If you came from a happy family, I don’t think we’re going to get along very well. We might as well be speaking different languages. Or wearing different gang colors. Or living on different planets.
Here’s my problem with you: You came from a happy family and I didn’t. Yes, honeybunch, I realize that it is not rational, mature, nor healthy for me to resent you because of this, yet I do—with every howling cell of my tortured being. It is a deep, instinctual, animal hatred that transcends the boundaries of logic like a randy tiger busting out of a cheap bamboo cage.
I’m also painfully aware that it’s not your fault that you came from a good family and I didn’t, but it doesn’t matter—I still hate you and consider you to be unfairly advantaged. If there was a legal way for me to extract reparations from you, I would not hesitate to bleed you dry.
Despite all the pampered, sheltered, delicate, frail, insta-triggered, special-snowflakey, microaggressive whining I constantly hear from spoiled bougie brats about “privilege,” I never hear about how having a good family is the highest privilege of all.
This chafes my white male cisgender ass because like many others—far too many, I regret to say—I did not enjoy the privilege of coming from a loving, supportive, cohesive family. Mine was hateful, combative, and ultimately fractured beyond all hope of repair. That’s not your problem and I don’t expect nor want your sympathy or assistance. But if you keep chattering about my theoretically easy life, every so often it gives a guy the urge to rip your tongue straight out of your throat—theoretically speaking, of course.
For most people, depending on their family for emotional and financial support is as familiar as breathing. It is the default mode. That default mode was robbed from me. I’ve been a one-man tightrope act walking over an abyss during a blizzard my entire adult life, and frankly I resent that fact.
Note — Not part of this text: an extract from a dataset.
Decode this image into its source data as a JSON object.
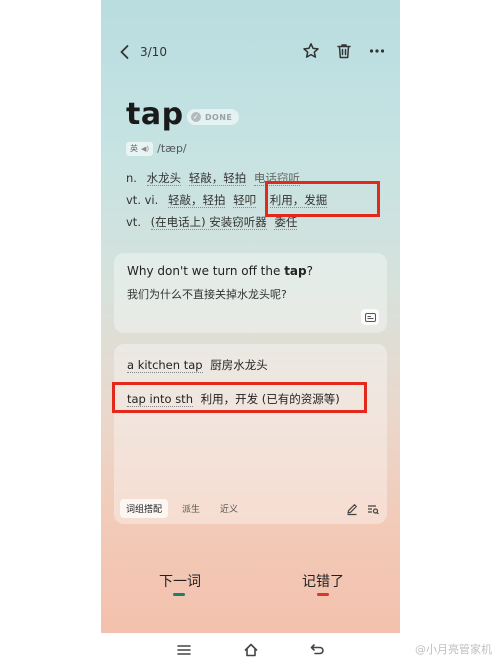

I can remember both parents yelling and screaming and hitting, but I don’t ever remember either one of them making me laugh.
I didn’t talk to my mom for the last five years of her life. When she died, my brother, sister, and I all agreed that the only thing we didn’t feel bad about her death was the fact that we didn’t feel bad about it.
But that was ages ago. I haven’t talked to my brother in four years and my sister in seventeen. They hate me and I hate them and we’re all broken off and split apart and atomized and separated and incommunicado.
When I see a happy family in real life, it still has an air of unreality to me. If you came from a happy family, everything that seems “positive” and “inspirational” to you seems “fake” and “dishonest” to me because it doesn’t reflect my experience. And when I tell you about my life it seems unrealistically “depressing” and “angry” to you, while it merely feels “normal” to me.
I resent the untold millions of people who are unexceptional or even subpar in every possible way, yet they had a lavish family network propping them up like a scarecrow through every financial and emotional storm that life threw at them.
I resent the ones who’ve been junkies for 30 years and whose parents still pay their rent.
I resent the ones who are able to couch-surf between relatives for most of their adult lives.
I resent the ones who got the free houses and the free cars and the free tuition and the free inheritances.
I resent the ones who fucked up a million times more than I did yet whose parents bailed them out every time.
I resent that you go to family reunions while I count the years since I last talked to my brother or sister.
I resent the fact that you have the luxury of becoming emotionally immobilized by things I can’t even afford to let upset me. I’m sorry you broke your fingernail this morning, darling, but I’m dealing with a severed limb here, and it’s bleeding all over the carpet.
I especially resent the ones who act shitty toward their great families and don’t realize how lucky they’ve been. I am often tempted to slap them silly—again, theoretically speaking.
I suppose it may be simultaneously inelegant and juvenile and unmanly to be griping about these things at this point in my life. What use is it to pick forever at scabs? Then again, I suppose it may merely be a sign of how deeply it all affected me. There’s an evolutionary instinct still tugging at my innards, telling me that a basic need remains unmet. Imagine telling someone to “just get over” being hungry. It’s not that easy. I’d like to think I’m above it, but it’s like trying to defy the law of gravity. I will be dragged down by it anyway.
So I still carry the resentment around inside me like emotional shrapnel, my voice still raspy from choking on tears that dried long ago.
You cannot be blamed for having no idea what it’s like to endure not only a bad Christmas, but a bad rest of the year. You can’t relate to living in that one house on the block where the parents were always yelling, especially in the summertime through screen windows so that everyone can hear. You have no sense memory of tensing every muscle in your little body just to endure the hatred that pulsates through your household like an electromagnetic wave.
Try not to hate the fact that I hate you, because either way I’m going to hate you anyway. Don’t take it personally. It’s a bad-family thing. You wouldn’t understand.
So don’t resent me for resenting you. If you were me, you’d resent you, too.